15. Read the play review, translate it into Ukrainian and write a favourite review for a play you have seen.

FAME FOR ADAM COLEMAN

Why are there so many people queueing daily outside the Prince of Wales theatre to see a pantomime? The reason is Adam Coleman, one of the most brilliant former students of Castle School of Performing Arts, who is at the moment the most popular rock star in Britain. His fans usually queue to listen to him sing in pop concerts, but now they are fighting their way to find a seat to see him starring in Dick Whittington and His Cat. Pantomime actors generally provoke a polite enthusiasm from the public, whereas every time Adam comes into the spotlight, all you hear is squeals, screams and whistles from the stalls.

Adam, naturally, is the star attraction as Dick Whittington himself and even his co-star (a pretty girl disguised as a cat) doesn't really get a look in.

There are excited squeals as Adam appears on stage and the audience get positively sentimental later on when he sings the love-song All I ask of you. As soon as the curtain comes down a mysterious voice booming through the loudspeaker reminds the audience that copies of Adam's new album are on sale in the foyer, presumably with all the cokes and ice-creams.

The second act is more or less the same thing — lots of booing and hissing when the villain appears and enthusiastic loud applause when Dick rescues his true love from the tentacles of a giant octopus.
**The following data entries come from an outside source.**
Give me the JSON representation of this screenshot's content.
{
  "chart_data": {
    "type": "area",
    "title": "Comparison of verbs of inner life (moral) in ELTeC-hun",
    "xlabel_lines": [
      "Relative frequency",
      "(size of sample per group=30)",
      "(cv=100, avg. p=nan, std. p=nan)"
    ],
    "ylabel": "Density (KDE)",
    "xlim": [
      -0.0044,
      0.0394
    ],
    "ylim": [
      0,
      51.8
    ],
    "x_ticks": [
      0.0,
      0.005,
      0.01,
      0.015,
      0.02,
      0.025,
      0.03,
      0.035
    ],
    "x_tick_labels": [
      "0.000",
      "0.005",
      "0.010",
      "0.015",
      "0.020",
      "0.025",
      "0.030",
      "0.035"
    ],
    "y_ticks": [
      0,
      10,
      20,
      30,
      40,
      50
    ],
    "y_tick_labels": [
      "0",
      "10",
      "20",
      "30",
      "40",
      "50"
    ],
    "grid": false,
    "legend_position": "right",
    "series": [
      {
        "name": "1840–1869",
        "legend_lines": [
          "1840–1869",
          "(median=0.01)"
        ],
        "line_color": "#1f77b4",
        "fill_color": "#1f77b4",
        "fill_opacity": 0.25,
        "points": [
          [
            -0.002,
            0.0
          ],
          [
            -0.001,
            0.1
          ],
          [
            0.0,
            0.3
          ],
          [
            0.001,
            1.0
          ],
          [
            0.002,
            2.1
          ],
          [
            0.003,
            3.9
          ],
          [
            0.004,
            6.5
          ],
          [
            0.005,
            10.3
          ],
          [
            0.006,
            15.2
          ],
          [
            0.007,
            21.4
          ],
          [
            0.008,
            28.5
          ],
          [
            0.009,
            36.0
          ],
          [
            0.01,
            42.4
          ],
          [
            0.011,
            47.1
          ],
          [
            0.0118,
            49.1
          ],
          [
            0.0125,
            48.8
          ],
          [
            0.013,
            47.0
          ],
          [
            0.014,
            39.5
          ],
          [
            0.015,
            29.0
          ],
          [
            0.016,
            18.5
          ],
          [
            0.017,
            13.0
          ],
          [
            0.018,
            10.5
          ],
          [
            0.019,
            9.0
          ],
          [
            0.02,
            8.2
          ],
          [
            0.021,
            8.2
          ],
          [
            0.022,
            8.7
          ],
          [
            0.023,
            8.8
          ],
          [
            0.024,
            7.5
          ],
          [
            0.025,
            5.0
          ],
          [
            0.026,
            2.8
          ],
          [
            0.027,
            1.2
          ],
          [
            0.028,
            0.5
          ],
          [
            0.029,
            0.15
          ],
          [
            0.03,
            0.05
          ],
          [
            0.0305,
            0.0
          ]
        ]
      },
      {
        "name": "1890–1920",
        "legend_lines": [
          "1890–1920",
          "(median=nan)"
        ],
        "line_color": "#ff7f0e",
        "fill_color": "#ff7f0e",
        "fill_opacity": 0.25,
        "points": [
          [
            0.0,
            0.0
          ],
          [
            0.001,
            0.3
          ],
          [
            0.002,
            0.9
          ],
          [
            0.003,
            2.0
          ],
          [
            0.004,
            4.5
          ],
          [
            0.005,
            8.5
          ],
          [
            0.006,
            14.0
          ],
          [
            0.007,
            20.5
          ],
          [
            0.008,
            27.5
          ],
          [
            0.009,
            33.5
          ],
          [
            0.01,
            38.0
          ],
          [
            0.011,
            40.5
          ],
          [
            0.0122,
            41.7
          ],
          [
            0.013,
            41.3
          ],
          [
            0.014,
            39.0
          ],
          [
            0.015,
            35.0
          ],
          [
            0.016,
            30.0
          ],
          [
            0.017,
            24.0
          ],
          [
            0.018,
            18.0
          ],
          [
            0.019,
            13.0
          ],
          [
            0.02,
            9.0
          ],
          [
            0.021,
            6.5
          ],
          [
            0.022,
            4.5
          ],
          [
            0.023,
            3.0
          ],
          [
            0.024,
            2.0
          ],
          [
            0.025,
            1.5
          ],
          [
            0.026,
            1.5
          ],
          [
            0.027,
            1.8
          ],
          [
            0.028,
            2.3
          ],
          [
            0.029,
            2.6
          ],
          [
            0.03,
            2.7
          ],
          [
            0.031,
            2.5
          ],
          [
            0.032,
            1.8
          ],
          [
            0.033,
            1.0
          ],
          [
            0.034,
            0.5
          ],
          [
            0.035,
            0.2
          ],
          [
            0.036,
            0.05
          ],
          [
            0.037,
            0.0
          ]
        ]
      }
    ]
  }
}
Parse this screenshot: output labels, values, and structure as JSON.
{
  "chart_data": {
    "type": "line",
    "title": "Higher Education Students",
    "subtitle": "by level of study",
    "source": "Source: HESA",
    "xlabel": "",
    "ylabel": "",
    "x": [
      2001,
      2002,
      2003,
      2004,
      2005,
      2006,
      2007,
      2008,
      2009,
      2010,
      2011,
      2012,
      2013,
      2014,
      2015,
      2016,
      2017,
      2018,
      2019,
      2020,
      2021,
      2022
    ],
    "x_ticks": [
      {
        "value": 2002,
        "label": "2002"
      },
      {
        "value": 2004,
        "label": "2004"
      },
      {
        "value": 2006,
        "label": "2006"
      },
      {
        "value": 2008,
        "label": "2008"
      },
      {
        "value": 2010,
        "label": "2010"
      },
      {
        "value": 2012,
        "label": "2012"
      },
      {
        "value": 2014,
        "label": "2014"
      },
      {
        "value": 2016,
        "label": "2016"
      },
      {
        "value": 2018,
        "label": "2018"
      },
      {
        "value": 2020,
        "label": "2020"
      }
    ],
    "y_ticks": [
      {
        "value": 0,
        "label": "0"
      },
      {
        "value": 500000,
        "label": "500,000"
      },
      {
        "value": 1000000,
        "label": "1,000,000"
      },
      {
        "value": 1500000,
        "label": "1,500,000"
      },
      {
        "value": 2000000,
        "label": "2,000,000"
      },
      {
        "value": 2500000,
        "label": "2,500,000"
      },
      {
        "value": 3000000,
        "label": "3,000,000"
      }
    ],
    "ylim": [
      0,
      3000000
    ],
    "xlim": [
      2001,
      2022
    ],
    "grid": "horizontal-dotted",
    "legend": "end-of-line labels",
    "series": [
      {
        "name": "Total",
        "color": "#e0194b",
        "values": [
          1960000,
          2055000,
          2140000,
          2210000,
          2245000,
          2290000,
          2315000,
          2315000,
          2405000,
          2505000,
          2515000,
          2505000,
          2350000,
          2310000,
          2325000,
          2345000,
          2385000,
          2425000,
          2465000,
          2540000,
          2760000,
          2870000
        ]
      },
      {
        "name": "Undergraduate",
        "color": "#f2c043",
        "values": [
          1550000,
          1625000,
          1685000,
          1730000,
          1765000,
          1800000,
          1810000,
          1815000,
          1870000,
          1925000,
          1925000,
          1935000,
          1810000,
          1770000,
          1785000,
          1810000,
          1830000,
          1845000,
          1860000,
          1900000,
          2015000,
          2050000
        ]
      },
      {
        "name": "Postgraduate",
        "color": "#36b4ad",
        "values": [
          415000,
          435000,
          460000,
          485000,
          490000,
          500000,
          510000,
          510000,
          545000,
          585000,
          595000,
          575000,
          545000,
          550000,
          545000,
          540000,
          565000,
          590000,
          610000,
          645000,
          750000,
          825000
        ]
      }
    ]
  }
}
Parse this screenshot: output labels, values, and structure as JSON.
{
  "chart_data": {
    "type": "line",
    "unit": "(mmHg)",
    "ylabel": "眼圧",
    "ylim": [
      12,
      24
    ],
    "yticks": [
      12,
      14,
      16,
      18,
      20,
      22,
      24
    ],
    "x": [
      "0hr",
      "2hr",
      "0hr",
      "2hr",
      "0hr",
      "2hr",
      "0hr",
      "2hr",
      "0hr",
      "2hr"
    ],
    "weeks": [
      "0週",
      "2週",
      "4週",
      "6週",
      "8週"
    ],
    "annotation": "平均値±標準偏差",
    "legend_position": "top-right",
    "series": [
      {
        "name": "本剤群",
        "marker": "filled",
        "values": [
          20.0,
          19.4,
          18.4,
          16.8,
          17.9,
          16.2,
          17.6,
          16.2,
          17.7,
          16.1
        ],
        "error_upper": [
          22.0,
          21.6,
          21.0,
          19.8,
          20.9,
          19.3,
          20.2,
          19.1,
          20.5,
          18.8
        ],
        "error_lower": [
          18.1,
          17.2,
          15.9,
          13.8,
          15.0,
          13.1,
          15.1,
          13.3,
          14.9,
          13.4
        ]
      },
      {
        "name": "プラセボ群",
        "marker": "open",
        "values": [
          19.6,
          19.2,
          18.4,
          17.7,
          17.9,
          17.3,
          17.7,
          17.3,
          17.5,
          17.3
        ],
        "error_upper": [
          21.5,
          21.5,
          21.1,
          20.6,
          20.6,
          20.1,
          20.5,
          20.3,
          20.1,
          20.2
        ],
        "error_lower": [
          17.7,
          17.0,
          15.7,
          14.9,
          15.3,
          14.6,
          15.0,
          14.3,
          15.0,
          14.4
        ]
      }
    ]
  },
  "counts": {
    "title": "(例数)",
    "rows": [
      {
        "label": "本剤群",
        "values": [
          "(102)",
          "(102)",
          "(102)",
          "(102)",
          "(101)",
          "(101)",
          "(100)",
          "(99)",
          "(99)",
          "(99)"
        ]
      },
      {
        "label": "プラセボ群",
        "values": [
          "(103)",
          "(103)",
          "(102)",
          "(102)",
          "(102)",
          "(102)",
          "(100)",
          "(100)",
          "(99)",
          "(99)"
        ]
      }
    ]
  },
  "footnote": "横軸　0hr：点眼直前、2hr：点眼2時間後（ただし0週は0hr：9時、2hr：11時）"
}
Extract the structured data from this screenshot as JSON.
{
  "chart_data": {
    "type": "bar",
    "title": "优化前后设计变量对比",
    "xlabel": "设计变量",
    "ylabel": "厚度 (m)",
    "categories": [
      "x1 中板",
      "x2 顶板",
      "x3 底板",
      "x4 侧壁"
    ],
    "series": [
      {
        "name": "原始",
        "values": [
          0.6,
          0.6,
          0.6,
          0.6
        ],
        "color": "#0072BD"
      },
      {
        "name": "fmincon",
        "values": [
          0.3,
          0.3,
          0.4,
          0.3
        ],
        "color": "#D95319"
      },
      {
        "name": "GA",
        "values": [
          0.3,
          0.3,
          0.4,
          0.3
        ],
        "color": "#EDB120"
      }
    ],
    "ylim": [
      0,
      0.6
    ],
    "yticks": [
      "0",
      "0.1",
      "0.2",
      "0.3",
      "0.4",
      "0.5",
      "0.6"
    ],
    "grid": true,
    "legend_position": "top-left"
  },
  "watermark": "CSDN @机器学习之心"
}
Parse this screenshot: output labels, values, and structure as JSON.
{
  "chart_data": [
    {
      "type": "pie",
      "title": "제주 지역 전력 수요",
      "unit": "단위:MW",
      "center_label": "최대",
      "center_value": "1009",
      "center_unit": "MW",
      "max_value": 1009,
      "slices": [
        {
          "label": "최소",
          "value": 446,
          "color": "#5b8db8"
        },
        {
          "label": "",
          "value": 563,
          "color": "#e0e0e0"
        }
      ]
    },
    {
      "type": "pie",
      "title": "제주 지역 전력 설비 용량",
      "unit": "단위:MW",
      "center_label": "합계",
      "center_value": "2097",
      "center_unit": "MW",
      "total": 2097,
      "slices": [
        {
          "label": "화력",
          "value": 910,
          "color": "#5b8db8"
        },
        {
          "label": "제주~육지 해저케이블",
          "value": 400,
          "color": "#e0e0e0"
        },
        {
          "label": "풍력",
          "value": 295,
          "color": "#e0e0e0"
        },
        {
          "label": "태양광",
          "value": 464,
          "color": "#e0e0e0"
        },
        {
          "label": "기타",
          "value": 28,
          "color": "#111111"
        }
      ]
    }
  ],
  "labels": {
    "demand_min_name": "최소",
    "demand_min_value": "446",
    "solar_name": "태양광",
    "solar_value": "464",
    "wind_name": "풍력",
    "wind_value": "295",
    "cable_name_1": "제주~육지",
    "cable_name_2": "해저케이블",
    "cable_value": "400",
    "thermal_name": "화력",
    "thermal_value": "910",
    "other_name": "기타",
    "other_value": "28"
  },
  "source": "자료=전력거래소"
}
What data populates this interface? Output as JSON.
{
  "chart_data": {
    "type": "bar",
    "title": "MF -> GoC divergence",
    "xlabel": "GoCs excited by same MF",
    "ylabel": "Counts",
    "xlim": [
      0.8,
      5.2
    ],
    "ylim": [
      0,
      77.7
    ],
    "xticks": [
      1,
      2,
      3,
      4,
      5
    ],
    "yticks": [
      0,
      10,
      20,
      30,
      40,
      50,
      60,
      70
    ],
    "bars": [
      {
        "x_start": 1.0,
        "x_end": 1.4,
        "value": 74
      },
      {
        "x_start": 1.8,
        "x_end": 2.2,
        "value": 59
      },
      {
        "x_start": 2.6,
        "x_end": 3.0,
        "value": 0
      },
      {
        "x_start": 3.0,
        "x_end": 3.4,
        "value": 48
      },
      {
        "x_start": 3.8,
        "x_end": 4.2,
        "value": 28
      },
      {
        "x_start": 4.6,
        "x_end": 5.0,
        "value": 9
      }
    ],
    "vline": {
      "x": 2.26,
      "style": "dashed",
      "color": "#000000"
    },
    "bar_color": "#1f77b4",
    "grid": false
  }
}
All in all the whole show gets an ecstatic response.

After the show is over, Adam is relaxing lazily in his rather untidy dressing room among piles of fan letters — “They're always writing many more letters than I could possibly reply to, even if I lived two hundred years”.

He's changed out of Dick Whittington's tights and boots and he's wearing something a little more casual — a striped dressing gown.

The panto is the latest step in a career which has taken Adam Coleman from the stage of the small theatre of Castle School of Performing Arts through the chorus of the famous musical Oliver! to the top of the hit parade — in short, one of the most famous rock stars in Britain.

Moreover, the panto isn't the only work he's doing these days. In fact, early in the morning he and his band are working hard to record the soundtrack of a film whose title is still a secret. However, what is not a secret is that the album will certainly be a hit next summer!

16. Write an unfavourable review for a play you didn't like.

17. Discussion

Work in groups. Choose the situation you like best.

  1. Discuss the difference between a play in the theatre or a novel and their screen versions. What do you like and what do you dislike about the screen versions of the book you admire?

  2. Imagine that you have seen a very bad production of some play which you like very much as a work of literature. Write a letter to the stage director discussing the weak points of the production and asking him to make changes in the cast, scenery and general design. /The play must be a famous one, like "Romeo and Juliet" or "Hamlet" or something equally well-known/.

  3. You are taking a friend of yours who is in Kyiv for the first time to the National Opera and Ballet Theatre. On your way to the theatre you are telling your friend about the most famous productions and the best singers and dancers. Use a dialogue form.